Never mind that Canada has a cap on what energy companies have to pay for environmental disaster cleanups. That cap is  an obviously inadequate $40 million dollars, and whatever the balance is to try to clean up a mess shall be picked up by the taxpayers of Canada.

As if that is not enough, my main concern is what would happen to that toxic sludge once it gets to Kitimat?

Up to two million barrels of toxic sludge would be pumped onto a supertanker that was never meant to sail into most ports in the world let alone 240 kilometres into the forth most dangerous waterway in the world. These behemoths are up to four football fields long and 68 meters wide. A full emergency stop takes three kilometres and 14 minutes.

There will be approximately 225 of these dirty bombs a year plying one of the most pristine marine habitats in the world.

Enbridge claims it would use ocean-going tugs to keep these  dirty bombs out of trouble, but really two tugs could not even move a fully loaded super tanker in rough weather.

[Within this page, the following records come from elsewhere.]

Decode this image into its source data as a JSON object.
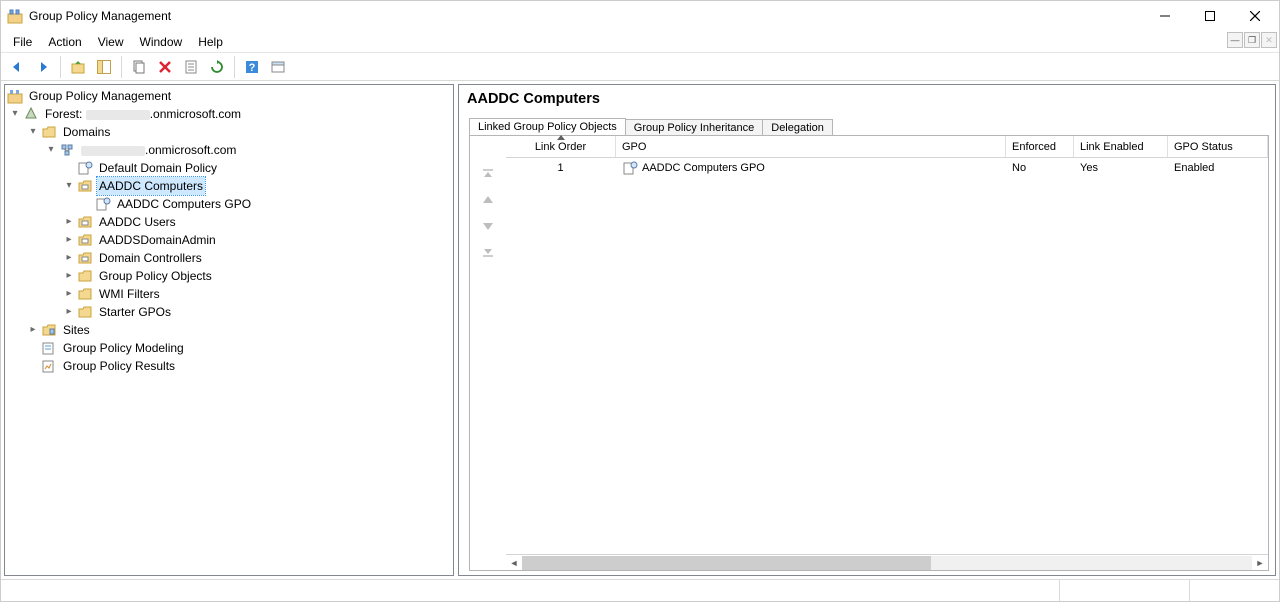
{
  "window": {
    "title": "Group Policy Management"
  },
  "menu": {
    "file": "File",
    "action": "Action",
    "view": "View",
    "window": "Window",
    "help": "Help"
  },
  "tree": {
    "root": "Group Policy Management",
    "forest_prefix": "Forest: ",
    "forest_suffix": ".onmicrosoft.com",
    "domains": "Domains",
    "domain_suffix": ".onmicrosoft.com",
    "default_domain_policy": "Default Domain Policy",
    "aaddc_computers": "AADDC Computers",
    "aaddc_computers_gpo": "AADDC Computers GPO",
    "aaddc_users": "AADDC Users",
    "aadds_domain_admin": "AADDSDomainAdmin",
    "domain_controllers": "Domain Controllers",
    "group_policy_objects": "Group Policy Objects",
    "wmi_filters": "WMI Filters",
    "starter_gpos": "Starter GPOs",
    "sites": "Sites",
    "modeling": "Group Policy Modeling",
    "results": "Group Policy Results"
  },
  "content": {
    "title": "AADDC Computers",
    "tabs": {
      "linked": "Linked Group Policy Objects",
      "inheritance": "Group Policy Inheritance",
      "delegation": "Delegation"
    },
    "columns": {
      "link_order": "Link Order",
      "gpo": "GPO",
      "enforced": "Enforced",
      "link_enabled": "Link Enabled",
      "gpo_status": "GPO Status"
    },
    "rows": [
      {
        "order": "1",
        "gpo": "AADDC Computers GPO",
        "enforced": "No",
        "link_enabled": "Yes",
        "gpo_status": "Enabled"
      }
    ]
  }
}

I suspect that the cost of this measure would not last long anyway and would be soon forgotten because of the prohibitive costs involved.

Never mind the thousands of other things that can go wrong in this harsh environment, each loaded supertanker has enormous inertia once moving and is hard enough to control at the best of times without the human error, alcohol, drugs, heart attacks, navigation equipment failures, Coriolis force, tides, currents, storms, mechanical failure, not to mention collisions with other vessels and natural obstacles that exist.

A supertanker disaster is not a matter of if, it is most assuredly a forgone certainty, and just one disaster would surely wipe out any monetary gain and loss of habitat for the people of B.C. and ultimately Canada.